Buton, Mandalapos.co.id – Lembaga Bantuan Hukum (LBH) Himpunan Advokat Muda Indonesia (HAMI) Sulawesi Tenggara Cabang Buton yang bertindak sebagai Penasehat Hukum (PH) bagi terdakwa La Ngkaaba dan Yongki, menggelar konferensi pers pada Selasa (11/11/2025).
Dalam kesempatan itu, tim kuasa hukum menyampaikan eksepsi (nota keberatan) atas dakwaan Jaksa Penuntut Umum (JPU) Reg. Perkara No. 48/RP-9/Eku.2/09/2025 yang menjerat klien mereka.
Dalam perkara pidana No. 168/Pid.B/2025/PN.Psw di Pengadilan Negeri Pasarwajo, kedua klien LBH HAMI didakwa melanggar Pasal 378 dan 372 KUHPidana (penipuan dan penggelapan) terkait uang sebesar Rp55 juta.

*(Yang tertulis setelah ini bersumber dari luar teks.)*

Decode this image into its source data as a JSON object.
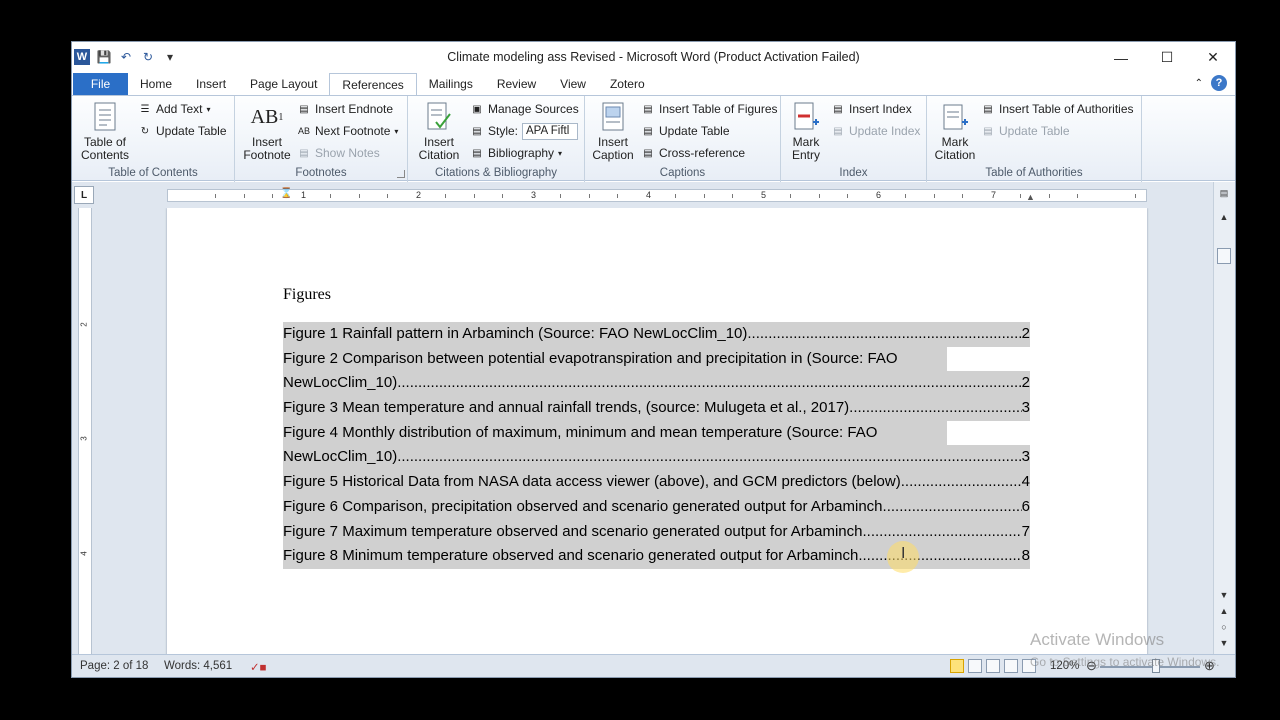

Namun, tim PH menilai dakwaan tersebut keliru secara fundamental dan seharusnya tidak berada dalam yurisdiksi KUHPidana, melainkan masuk ranah Undang-Undang Tindak Pidana Korupsi (Tipikor).
Ketua Tim PH, Adv. Hamadi, SH, menegaskan bahwa perbuatan kliennya bukanlah tindak pidana umum.
“Perkara a quo adalah murni kasus suap atau gratifikasi. Bukan penipuan,” tegas Hamadi.
Ia menjelaskan, saksi korban AAM adalah pemberi fee proyek pemerintah Kabupaten Buton (fee komitmen 15%) senilai Rp55 juta, sementara kedua terdakwa hanya berperan sebagai pengumpul fee proyek.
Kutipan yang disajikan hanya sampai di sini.